What to ask when looking at data

What to ask when looking at data

I listen to a podcast all about data and statistics in the news, which is called More or Less.  

In the podcast they investigate numbers that have been raised in the news in order to question whether the stat is accurate and what it actually means, and one of the mantras of presenter Tim Harford is "Is it a big number?".

The question "Is it a big number?" isn't really focused on the size of the number, but instead its focus is really on the context of the number.  Is it a big number compared to other numbers on the same subject?

It's these extra type of questions that we should be asking ourselves whenever we come across some data point.

What is being measured?

I've worked in many organizations where the terminology being used isn't very clear, and as such, the actions you can take based on the data might not always be optimum due to this lack of clarity.

In a retailer with a long sales cycle, and you're looking at sales, when is a sale classified as a sale?

  • Is it when a deposit has been placed?
  • Is it when the product is delivered?
  • Is it when the final payment has been received?

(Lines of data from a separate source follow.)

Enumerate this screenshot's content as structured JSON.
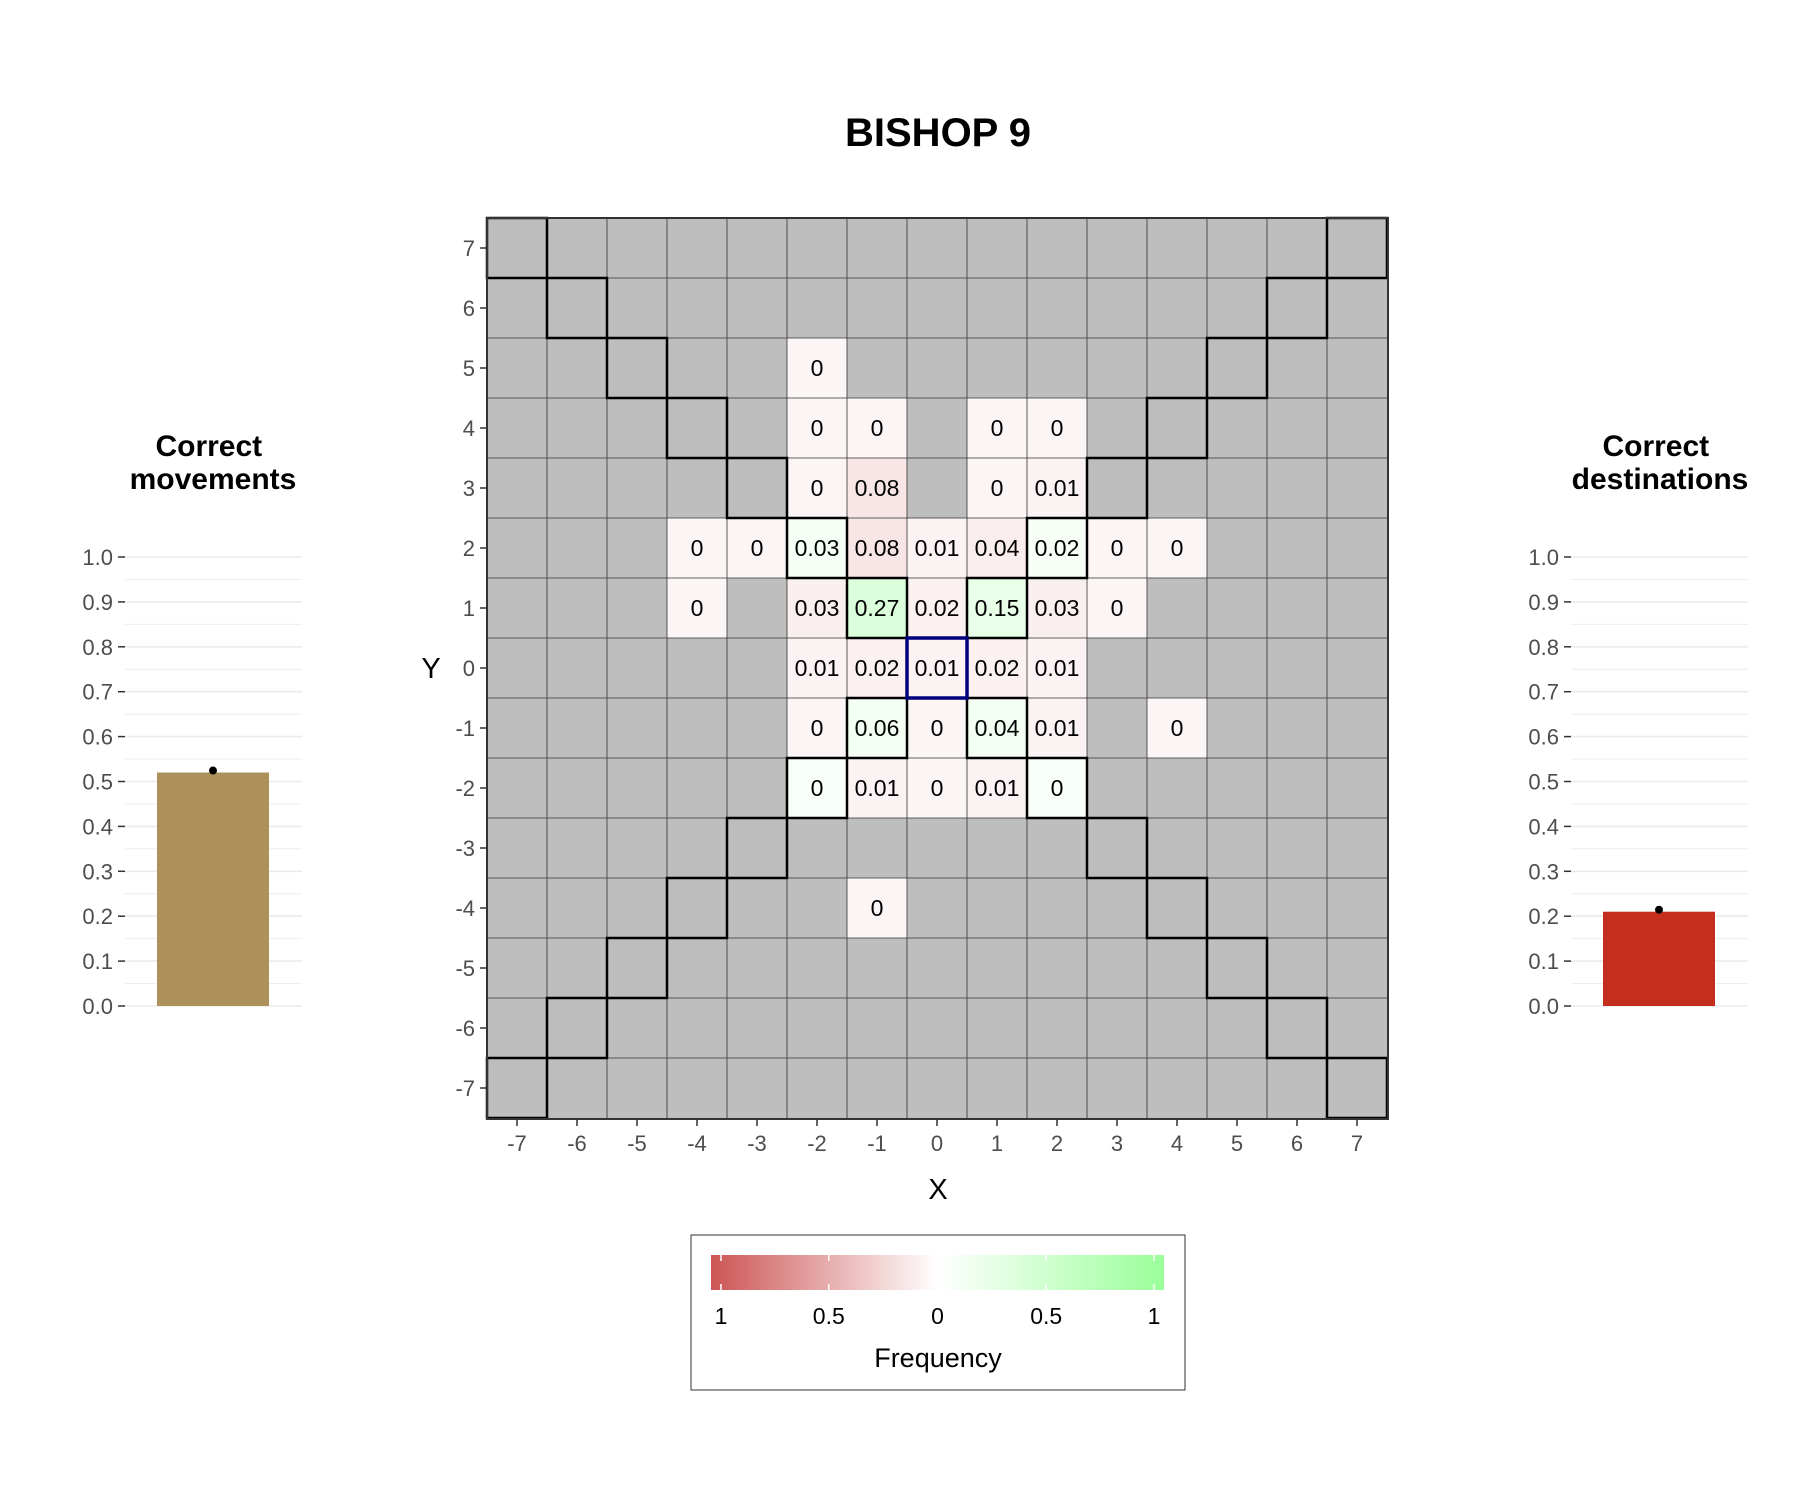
{
  "title": "BISHOP 9",
  "colors": {
    "panel_gray": "#bebebe",
    "grid_line": "#333333",
    "legend_high_left": "#cd5555",
    "legend_mid": "#ffffff",
    "legend_high_right": "#9aff9a",
    "start_outline": "#00007f",
    "movements_bar": "#ad915a",
    "destinations_bar": "#c32e1f"
  },
  "chart_data": [
    {
      "type": "heatmap",
      "xlabel": "X",
      "ylabel": "Y",
      "xlim": [
        -7,
        7
      ],
      "ylim": [
        -7,
        7
      ],
      "x_ticks": [
        "-7",
        "-6",
        "-5",
        "-4",
        "-3",
        "-2",
        "-1",
        "0",
        "1",
        "2",
        "3",
        "4",
        "5",
        "6",
        "7"
      ],
      "y_ticks": [
        "7",
        "6",
        "5",
        "4",
        "3",
        "2",
        "1",
        "0",
        "-1",
        "-2",
        "-3",
        "-4",
        "-5",
        "-6",
        "-7"
      ],
      "start_cell": [
        0,
        0
      ],
      "legal_destinations": [
        [
          -7,
          7
        ],
        [
          -6,
          6
        ],
        [
          -5,
          5
        ],
        [
          -4,
          4
        ],
        [
          -3,
          3
        ],
        [
          -2,
          2
        ],
        [
          -1,
          1
        ],
        [
          7,
          7
        ],
        [
          6,
          6
        ],
        [
          5,
          5
        ],
        [
          4,
          4
        ],
        [
          3,
          3
        ],
        [
          2,
          2
        ],
        [
          1,
          1
        ],
        [
          -1,
          -1
        ],
        [
          -2,
          -2
        ],
        [
          -3,
          -3
        ],
        [
          -4,
          -4
        ],
        [
          -5,
          -5
        ],
        [
          -6,
          -6
        ],
        [
          -7,
          -7
        ],
        [
          1,
          -1
        ],
        [
          2,
          -2
        ],
        [
          3,
          -3
        ],
        [
          4,
          -4
        ],
        [
          5,
          -5
        ],
        [
          6,
          -6
        ],
        [
          7,
          -7
        ]
      ],
      "cells": [
        {
          "x": -2,
          "y": 5,
          "label": "0",
          "value": 0,
          "correct": false
        },
        {
          "x": -2,
          "y": 4,
          "label": "0",
          "value": 0,
          "correct": false
        },
        {
          "x": -1,
          "y": 4,
          "label": "0",
          "value": 0,
          "correct": false
        },
        {
          "x": 1,
          "y": 4,
          "label": "0",
          "value": 0,
          "correct": false
        },
        {
          "x": 2,
          "y": 4,
          "label": "0",
          "value": 0,
          "correct": false
        },
        {
          "x": -2,
          "y": 3,
          "label": "0",
          "value": 0,
          "correct": false
        },
        {
          "x": -1,
          "y": 3,
          "label": "0.08",
          "value": 0.08,
          "correct": false
        },
        {
          "x": 1,
          "y": 3,
          "label": "0",
          "value": 0,
          "correct": false
        },
        {
          "x": 2,
          "y": 3,
          "label": "0.01",
          "value": 0.01,
          "correct": false
        },
        {
          "x": -4,
          "y": 2,
          "label": "0",
          "value": 0,
          "correct": false
        },
        {
          "x": -3,
          "y": 2,
          "label": "0",
          "value": 0,
          "correct": false
        },
        {
          "x": -2,
          "y": 2,
          "label": "0.03",
          "value": 0.03,
          "correct": true
        },
        {
          "x": -1,
          "y": 2,
          "label": "0.08",
          "value": 0.08,
          "correct": false
        },
        {
          "x": 0,
          "y": 2,
          "label": "0.01",
          "value": 0.01,
          "correct": false
        },
        {
          "x": 1,
          "y": 2,
          "label": "0.04",
          "value": 0.04,
          "correct": false
        },
        {
          "x": 2,
          "y": 2,
          "label": "0.02",
          "value": 0.02,
          "correct": true
        },
        {
          "x": 3,
          "y": 2,
          "label": "0",
          "value": 0,
          "correct": false
        },
        {
          "x": 4,
          "y": 2,
          "label": "0",
          "value": 0,
          "correct": false
        },
        {
          "x": -4,
          "y": 1,
          "label": "0",
          "value": 0,
          "correct": false
        },
        {
          "x": -2,
          "y": 1,
          "label": "0.03",
          "value": 0.03,
          "correct": false
        },
        {
          "x": -1,
          "y": 1,
          "label": "0.27",
          "value": 0.27,
          "correct": true
        },
        {
          "x": 0,
          "y": 1,
          "label": "0.02",
          "value": 0.02,
          "correct": false
        },
        {
          "x": 1,
          "y": 1,
          "label": "0.15",
          "value": 0.15,
          "correct": true
        },
        {
          "x": 2,
          "y": 1,
          "label": "0.03",
          "value": 0.03,
          "correct": false
        },
        {
          "x": 3,
          "y": 1,
          "label": "0",
          "value": 0,
          "correct": false
        },
        {
          "x": -2,
          "y": 0,
          "label": "0.01",
          "value": 0.01,
          "correct": false
        },
        {
          "x": -1,
          "y": 0,
          "label": "0.02",
          "value": 0.02,
          "correct": false
        },
        {
          "x": 0,
          "y": 0,
          "label": "0.01",
          "value": 0.01,
          "correct": false
        },
        {
          "x": 1,
          "y": 0,
          "label": "0.02",
          "value": 0.02,
          "correct": false
        },
        {
          "x": 2,
          "y": 0,
          "label": "0.01",
          "value": 0.01,
          "correct": false
        },
        {
          "x": -2,
          "y": -1,
          "label": "0",
          "value": 0,
          "correct": false
        },
        {
          "x": -1,
          "y": -1,
          "label": "0.06",
          "value": 0.06,
          "correct": true
        },
        {
          "x": 0,
          "y": -1,
          "label": "0",
          "value": 0,
          "correct": false
        },
        {
          "x": 1,
          "y": -1,
          "label": "0.04",
          "value": 0.04,
          "correct": true
        },
        {
          "x": 2,
          "y": -1,
          "label": "0.01",
          "value": 0.01,
          "correct": false
        },
        {
          "x": 4,
          "y": -1,
          "label": "0",
          "value": 0,
          "correct": false
        },
        {
          "x": -2,
          "y": -2,
          "label": "0",
          "value": 0,
          "correct": true
        },
        {
          "x": -1,
          "y": -2,
          "label": "0.01",
          "value": 0.01,
          "correct": false
        },
        {
          "x": 0,
          "y": -2,
          "label": "0",
          "value": 0,
          "correct": false
        },
        {
          "x": 1,
          "y": -2,
          "label": "0.01",
          "value": 0.01,
          "correct": false
        },
        {
          "x": 2,
          "y": -2,
          "label": "0",
          "value": 0,
          "correct": true
        },
        {
          "x": -1,
          "y": -4,
          "label": "0",
          "value": 0,
          "correct": false
        }
      ],
      "legend": {
        "title": "Frequency",
        "tick_labels": [
          "1",
          "0.5",
          "0",
          "0.5",
          "1"
        ],
        "placement": "bottom"
      }
    },
    {
      "type": "bar",
      "title": "Correct\nmovements",
      "values": [
        0.52
      ],
      "ylim": [
        0,
        1
      ],
      "y_ticks": [
        "0.0",
        "0.1",
        "0.2",
        "0.3",
        "0.4",
        "0.5",
        "0.6",
        "0.7",
        "0.8",
        "0.9",
        "1.0"
      ]
    },
    {
      "type": "bar",
      "title": "Correct\ndestinations",
      "values": [
        0.21
      ],
      "ylim": [
        0,
        1
      ],
      "y_ticks": [
        "0.0",
        "0.1",
        "0.2",
        "0.3",
        "0.4",
        "0.5",
        "0.6",
        "0.7",
        "0.8",
        "0.9",
        "1.0"
      ]
    }
  ]
}
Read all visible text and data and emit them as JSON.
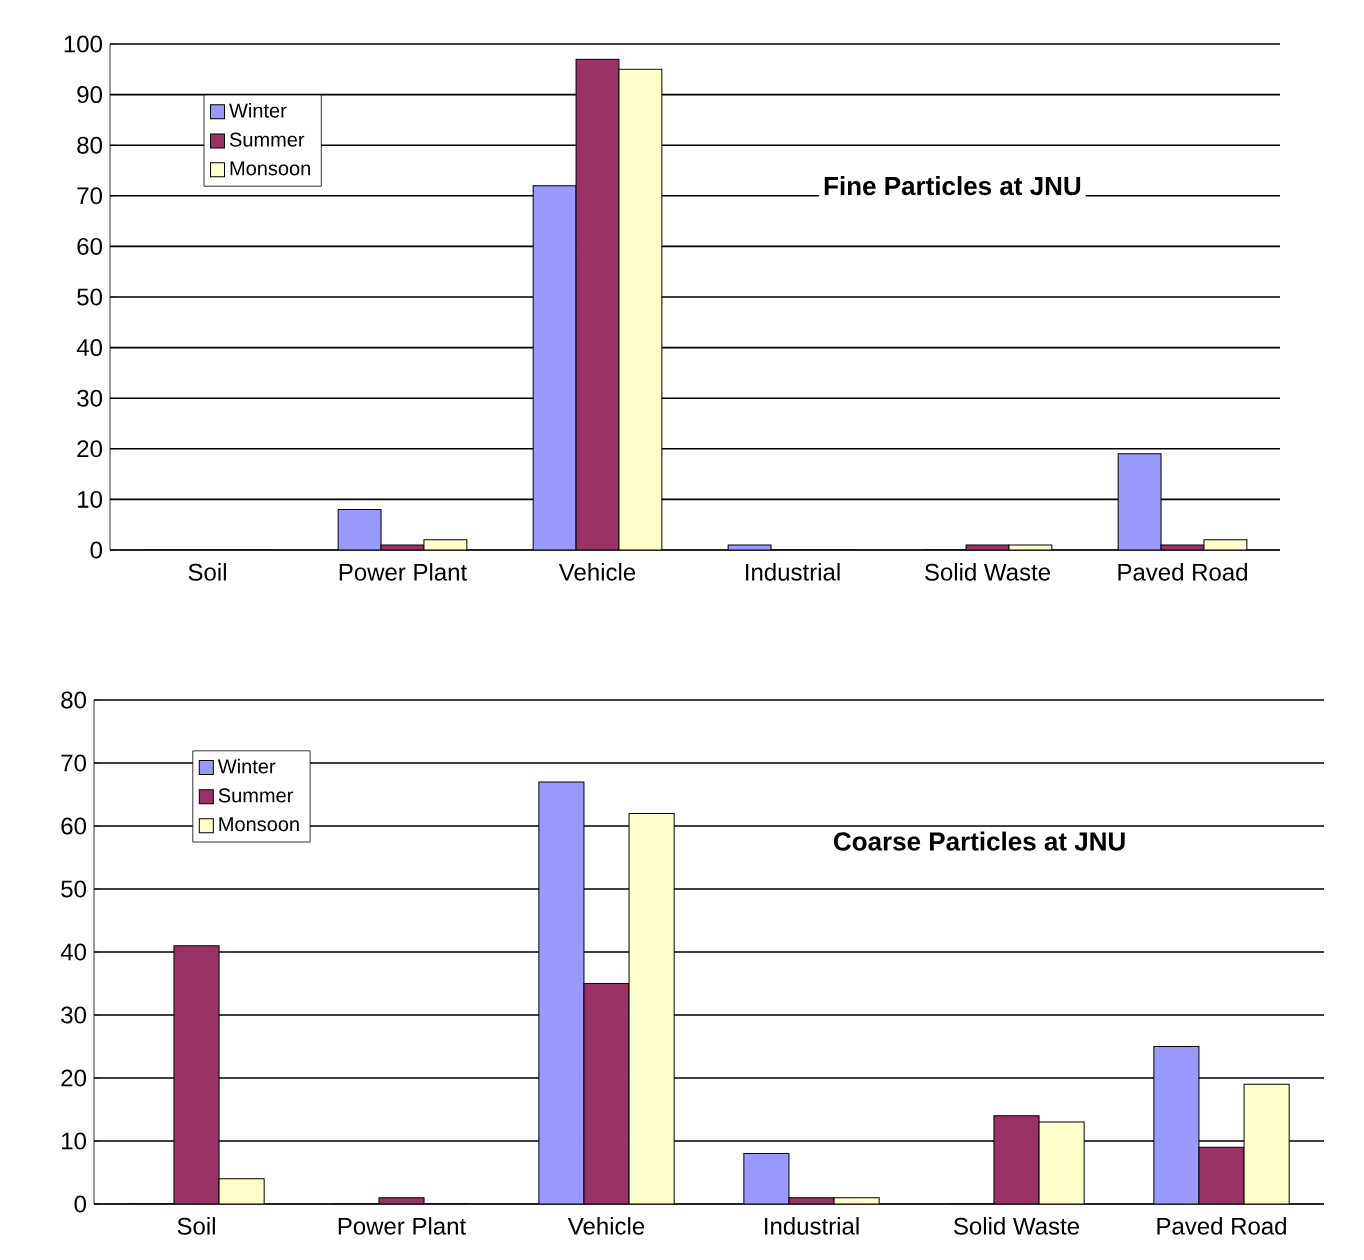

Do all the people in the organization use the same definition of a sale, or do the sales people count it from final payment as that's when their commission kicks in and finance people count it from when the product has been delivered as that's when the stock has been transferred out of the business?

If an organization doesn't have data definitions of what term means what, then there is scope for crossed wires and confusion, so it's important whenever you look at data that you understand exactly what is being reported. 

Where has the data come from?

"The majority of customer support calls this week have been from customer's with issues logging in to the product" is something that the Head of Customer Success might come and tell you, but where's the information come from?

Is there a report that you can view that shows this statistic, and where did the data from this report get generated from?  Is it the customer success team's opinion because they've had a number of customers with major issues in this area and that's what they perceive as being the biggest issues of the week.

Do you trust the source of the data, and if not, how can you get to the point where you do believe what is being presented to you?

You don't want to divert resources to something in one direction, when the reality is that there is a bigger problem in another area that just isn't apparent from the data source you're seeing.

Is it causation or just correlation?

Firstly, what do we mean by correlation and causation?

Correlation is when two variables move in relation to each other.  For example, this week the number of new sign ups went up and income went up.

Causation is when one of the variables is as a direct result of the movement of the other variable.  For example, this week the number of paying sign ups went up and income from paying sign ups went up.

If we look back at the example we gave in the correlation definition, where the number of new sign ups went up this week, as did income, we can say that just because sign ups increased it doesn't mean that the income increase was as a direct result of it.  The increase in new sign ups could all be from free subscribers and all the income increases could come from existing customers who were upgrading.

As such, it's important for us as product managers to understand what the really cause of a data point moving is, so that when we take action we're taking action on the right thing.

Is it a big number?

And then back to the example of the question I asked at the start.  Is it a big number?

"100 customers cancelled their subscription this week"

Of course, it never feels great to lose customers, but in every product there is a natural level of customer churn, so is losing 100 customers good or bad?

If you've got 105 customers and in one week you lose 100, then it seems pretty bad.

If you've got 1 million customers and lose 100, then the number takes on a different perspective.

It's for this reason that we should utilize other data ideas to provide context.  For example, percentages might show you how things change in relation to the whole, or trends might show you how changes are occurring over time.

"0.25% of customers cancelled this subscription this week, down against the quarterly average of 0.35%" is a more context driven set of statistics.